Menurutnya, peran masyarakat dan organisasi seperti Gerakan Vendetta merupakan bentuk kontrol sosial yang konstruktif terhadap pelaksanaan proyek infrastruktur pemerintah.
“Kami mengapresiasi teman-teman Vendetta sebagai kontrol sosial bagi kami. Apa yang menjadi catatan mereka akan kami tindak lanjuti sesuai mekanisme yang berlaku,” ujar Arnol.
Gerakan Vendetta sebelumnya menyoroti minimnya keterbukaan dokumen kontrak, progres, dan realisasi anggaran proyek-proyek tersebut. Mereka menilai transparansi masih terbatas, meski kedua proyek menyedot anggaran besar.
Proyek pengendalian banjir Sungai Kalukku menelan anggaran sekitar Rp55 miliar, sementara pembangunan Bendungan Salulebbo di Mamuju Tengah memiliki nilai fantastis mencapai Rp1,24 triliun.

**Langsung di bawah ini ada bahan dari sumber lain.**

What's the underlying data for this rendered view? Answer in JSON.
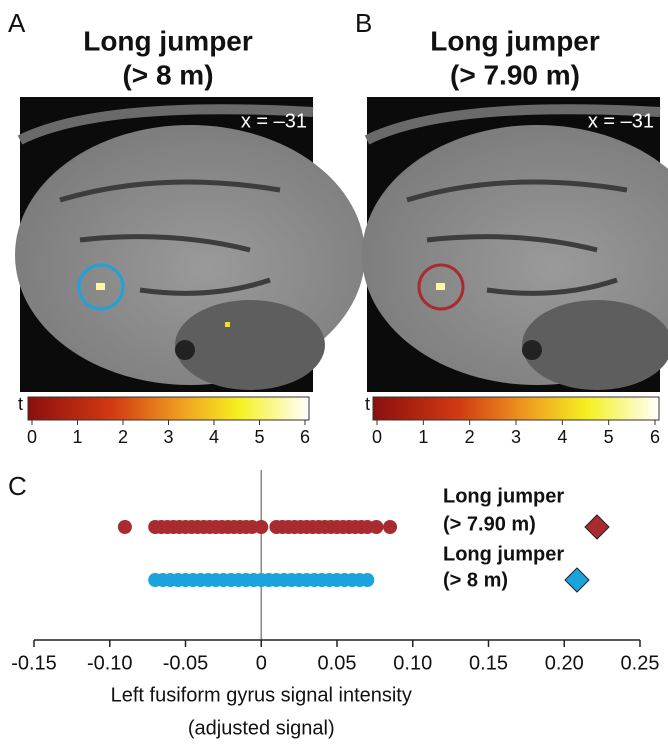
{
  "panels": [
    {
      "label": "A",
      "title": [
        "Long jumper",
        "(> 8 m)"
      ],
      "coordinate": "x = –31",
      "circle_color": "#1ba3dc",
      "colorbar": {
        "label": "t",
        "ticks": [
          0,
          1,
          2,
          3,
          4,
          5,
          6
        ]
      }
    },
    {
      "label": "B",
      "title": [
        "Long jumper",
        "(> 7.90 m)"
      ],
      "coordinate": "x = –31",
      "circle_color": "#a82b2f",
      "colorbar": {
        "label": "t",
        "ticks": [
          0,
          1,
          2,
          3,
          4,
          5,
          6
        ]
      }
    }
  ],
  "chart_data": {
    "type": "strip",
    "panel_label": "C",
    "xlabel": [
      "Left fusiform gyrus signal intensity",
      "(adjusted signal)"
    ],
    "xlim": [
      -0.15,
      0.25
    ],
    "xticks": [
      -0.15,
      {
        "value": -0.1,
        "label": "-0.10"
      },
      -0.05,
      0,
      0.05,
      {
        "value": 0.1,
        "label": "0.10"
      },
      0.15,
      {
        "value": 0.2,
        "label": "0.20"
      },
      0.25
    ],
    "series": [
      {
        "name": [
          "Long jumper",
          "(> 7.90 m)"
        ],
        "color": "#a82b2f",
        "values": [
          -0.09,
          -0.07,
          -0.066,
          -0.062,
          -0.058,
          -0.054,
          -0.05,
          -0.046,
          -0.042,
          -0.038,
          -0.034,
          -0.03,
          -0.026,
          -0.022,
          -0.018,
          -0.014,
          -0.01,
          -0.006,
          0,
          0.01,
          0.014,
          0.018,
          0.022,
          0.026,
          0.03,
          0.034,
          0.038,
          0.042,
          0.046,
          0.05,
          0.054,
          0.058,
          0.062,
          0.066,
          0.07,
          0.076,
          0.085
        ]
      },
      {
        "name": [
          "Long jumper",
          "(> 8 m)"
        ],
        "color": "#1ba3dc",
        "values": [
          -0.07,
          -0.065,
          -0.06,
          -0.055,
          -0.05,
          -0.045,
          -0.04,
          -0.035,
          -0.03,
          -0.025,
          -0.02,
          -0.015,
          -0.01,
          -0.005,
          0,
          0.005,
          0.01,
          0.015,
          0.02,
          0.025,
          0.03,
          0.035,
          0.04,
          0.045,
          0.05,
          0.055,
          0.06,
          0.065,
          0.07
        ]
      }
    ]
  }
}
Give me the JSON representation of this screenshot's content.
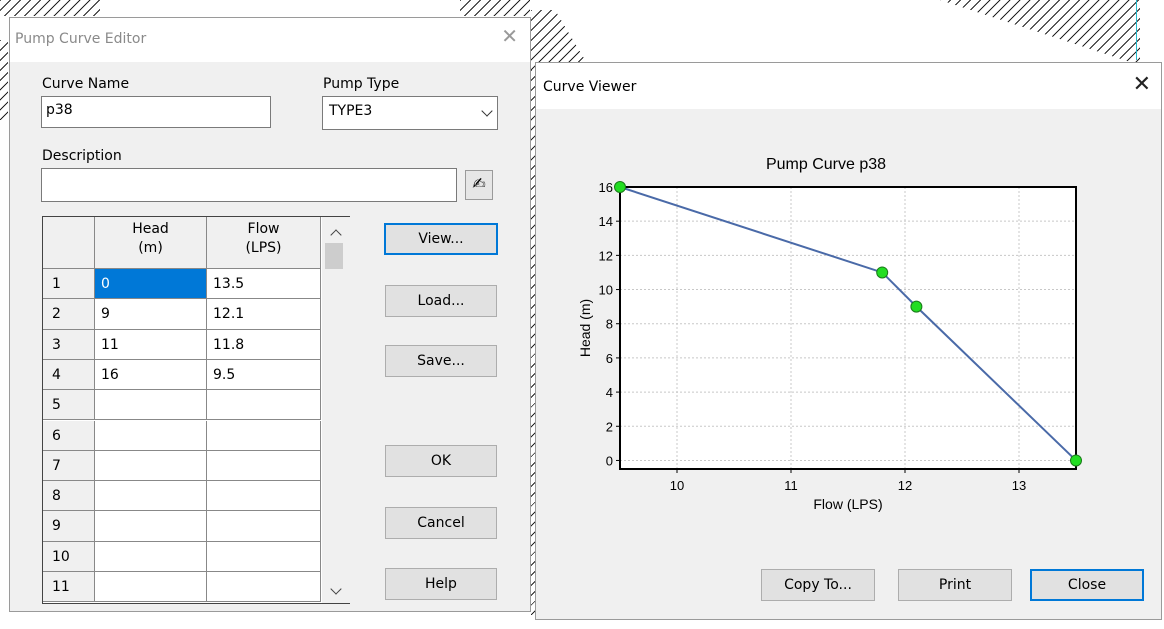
{
  "editor": {
    "title": "Pump Curve Editor",
    "curve_name_label": "Curve Name",
    "curve_name_value": "p38",
    "pump_type_label": "Pump Type",
    "pump_type_value": "TYPE3",
    "description_label": "Description",
    "description_value": "",
    "table": {
      "headers": [
        {
          "line1": "Head",
          "line2": "(m)"
        },
        {
          "line1": "Flow",
          "line2": "(LPS)"
        }
      ],
      "rows": [
        {
          "num": "1",
          "head": "0",
          "flow": "13.5"
        },
        {
          "num": "2",
          "head": "9",
          "flow": "12.1"
        },
        {
          "num": "3",
          "head": "11",
          "flow": "11.8"
        },
        {
          "num": "4",
          "head": "16",
          "flow": "9.5"
        },
        {
          "num": "5",
          "head": "",
          "flow": ""
        },
        {
          "num": "6",
          "head": "",
          "flow": ""
        },
        {
          "num": "7",
          "head": "",
          "flow": ""
        },
        {
          "num": "8",
          "head": "",
          "flow": ""
        },
        {
          "num": "9",
          "head": "",
          "flow": ""
        },
        {
          "num": "10",
          "head": "",
          "flow": ""
        },
        {
          "num": "11",
          "head": "",
          "flow": ""
        }
      ]
    },
    "buttons": {
      "view": "View...",
      "load": "Load...",
      "save": "Save...",
      "ok": "OK",
      "cancel": "Cancel",
      "help": "Help"
    }
  },
  "viewer": {
    "title": "Curve Viewer",
    "buttons": {
      "copy": "Copy To...",
      "print": "Print",
      "close": "Close"
    }
  },
  "colors": {
    "line": "#4a6aa8",
    "marker": "#22dd22",
    "selection": "#0078d7"
  },
  "chart_data": {
    "type": "line",
    "title": "Pump Curve p38",
    "xlabel": "Flow (LPS)",
    "ylabel": "Head (m)",
    "xlim": [
      9.5,
      13.5
    ],
    "ylim": [
      -0.5,
      16
    ],
    "xticks": [
      10,
      11,
      12,
      13
    ],
    "yticks": [
      0,
      2,
      4,
      6,
      8,
      10,
      12,
      14,
      16
    ],
    "grid": true,
    "series": [
      {
        "x": [
          9.5,
          11.8,
          12.1,
          13.5
        ],
        "y": [
          16,
          11,
          9,
          0
        ]
      }
    ]
  }
}
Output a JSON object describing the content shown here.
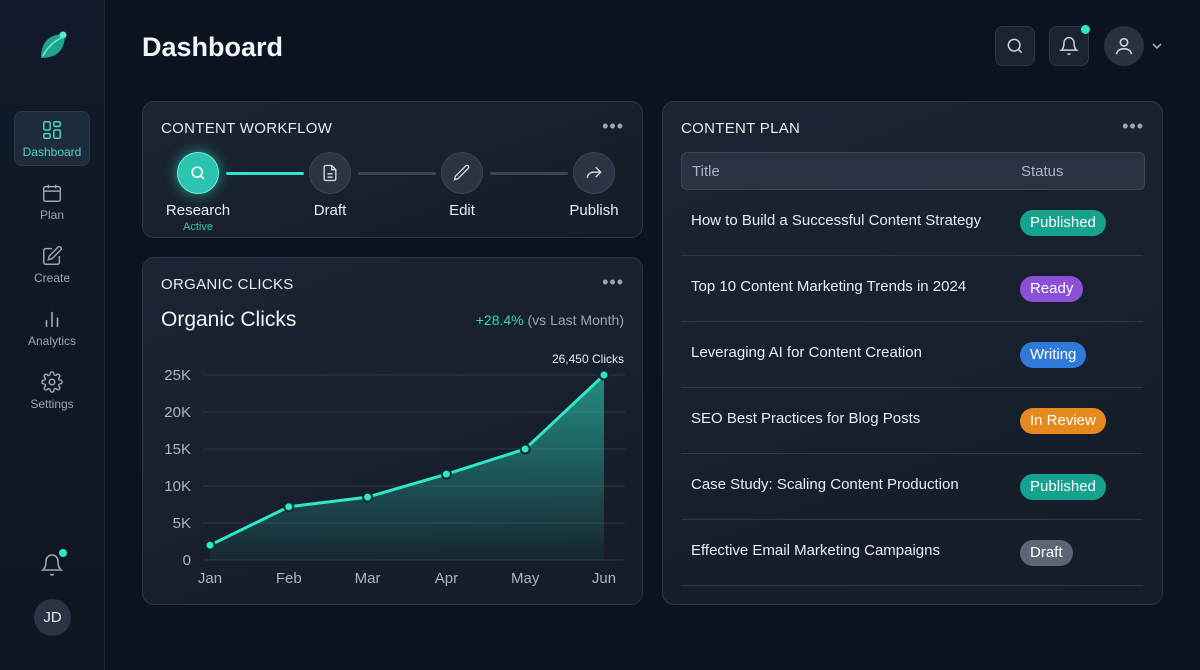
{
  "app": {
    "page_title": "Dashboard",
    "avatar_initials": "JD"
  },
  "sidebar": {
    "items": [
      {
        "label": "Dashboard",
        "icon": "grid-icon",
        "active": true
      },
      {
        "label": "Plan",
        "icon": "calendar-icon"
      },
      {
        "label": "Create",
        "icon": "edit-icon"
      },
      {
        "label": "Analytics",
        "icon": "bars-icon"
      },
      {
        "label": "Settings",
        "icon": "gear-icon"
      }
    ]
  },
  "workflow": {
    "title": "CONTENT WORKFLOW",
    "steps": [
      {
        "label": "Research",
        "status": "Active",
        "icon": "search-icon"
      },
      {
        "label": "Draft",
        "icon": "document-icon"
      },
      {
        "label": "Edit",
        "icon": "pencil-icon"
      },
      {
        "label": "Publish",
        "icon": "share-icon"
      }
    ]
  },
  "organic": {
    "title": "ORGANIC CLICKS",
    "heading": "Organic Clicks",
    "change": "+28.4%",
    "change_note": "(vs Last Month)"
  },
  "chart_data": {
    "type": "area",
    "categories": [
      "Jan",
      "Feb",
      "Mar",
      "Apr",
      "May",
      "Jun"
    ],
    "values": [
      2000,
      7200,
      8500,
      11600,
      15000,
      26450
    ],
    "ylim": [
      0,
      25000
    ],
    "yticks": [
      "0",
      "5K",
      "10K",
      "15K",
      "20K",
      "25K"
    ],
    "annotation": "26,450 Clicks",
    "grid": true
  },
  "content_plan": {
    "title": "CONTENT PLAN",
    "columns": [
      "Title",
      "Status"
    ],
    "rows": [
      {
        "title": "How to Build a Successful Content Strategy",
        "status": "Published",
        "color": "#17a18f"
      },
      {
        "title": "Top 10 Content Marketing Trends in 2024",
        "status": "Ready",
        "color": "#8b4fd8"
      },
      {
        "title": "Leveraging AI for Content Creation",
        "status": "Writing",
        "color": "#2f7ad8"
      },
      {
        "title": "SEO Best Practices for Blog Posts",
        "status": "In Review",
        "color": "#e58a1c"
      },
      {
        "title": "Case Study: Scaling Content Production",
        "status": "Published",
        "color": "#17a18f"
      },
      {
        "title": "Effective Email Marketing Campaigns",
        "status": "Draft",
        "color": "#5b6573"
      }
    ]
  },
  "colors": {
    "accent": "#2ee6c8",
    "background": "#0b1220"
  }
}
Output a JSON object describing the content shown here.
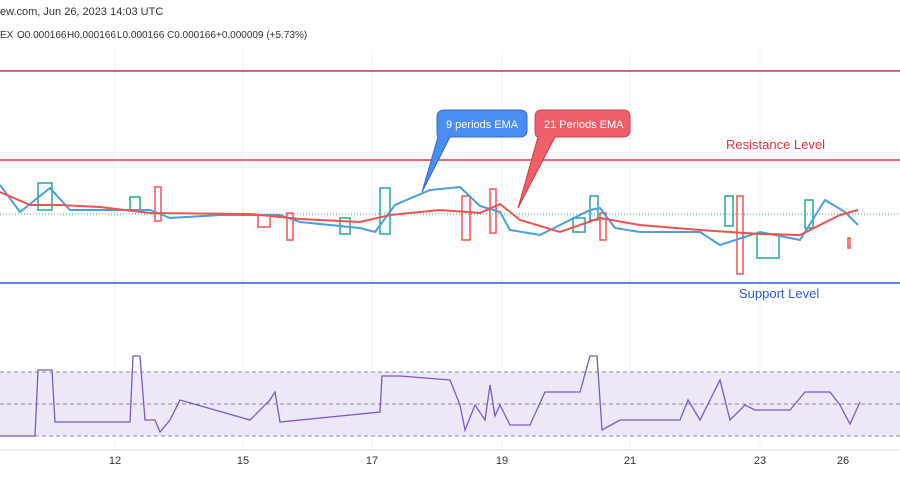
{
  "header": {
    "source": "ew.com, Jun 26, 2023 14:03 UTC",
    "symbol": "EX",
    "open": "O0.000166",
    "high": "H0.000166",
    "low": "L0.000166",
    "close": "C0.000166",
    "change": "+0.000009 (+5.73%)"
  },
  "annotations": {
    "ema9": "9 periods EMA",
    "ema21": "21 Periods EMA",
    "resistance": "Resistance Level",
    "support": "Support Level"
  },
  "x_axis": [
    "12",
    "15",
    "17",
    "19",
    "21",
    "23",
    "26"
  ]
}
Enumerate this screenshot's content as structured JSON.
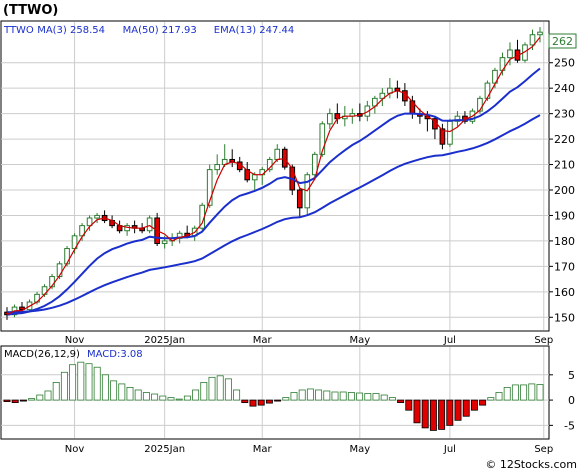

Menanggapi hal itu, Arnol menjelaskan bahwa BWS V terikat pada standar operasional dan aturan internal, khususnya terkait mekanisme penyediaan dokumen publik yang diatur melalui PPID (Pejabat Pengelola Informasi dan Dokumentasi).
“Sorotan Vendetta tadi mereka anggap tidak transparan karena belum menerima data dokumen. Namun kami terikat oleh aturan SOP dan mekanisme PPID, sehingga tidak bisa sembarangan memberikan dokumen tanpa prosedur resmi,” jelasnya.
Terkait laporan adanya dugaan insiden kekerasan saat penyampaian aspirasi di lingkungan BWS V, Arnol menyebut pihaknya akan melakukan evaluasi dan investigasi internal.
“Untuk kejadian aksi kekerasan kemarin, saya kebetulan tidak di tempat. Tapi kami akan evaluasi dan memeriksa rekaman CCTV yang tersedia untuk mengetahui kebenarannya,” tutup Arnol.
RDPU tersebut diharapkan menjadi momentum memperkuat transparansi dan akuntabilitas pengelolaan proyek strategis di Sulawesi Barat, serta membuka ruang dialog konstruktif antara pemerintah, DPRD, dan masyarakat sipil.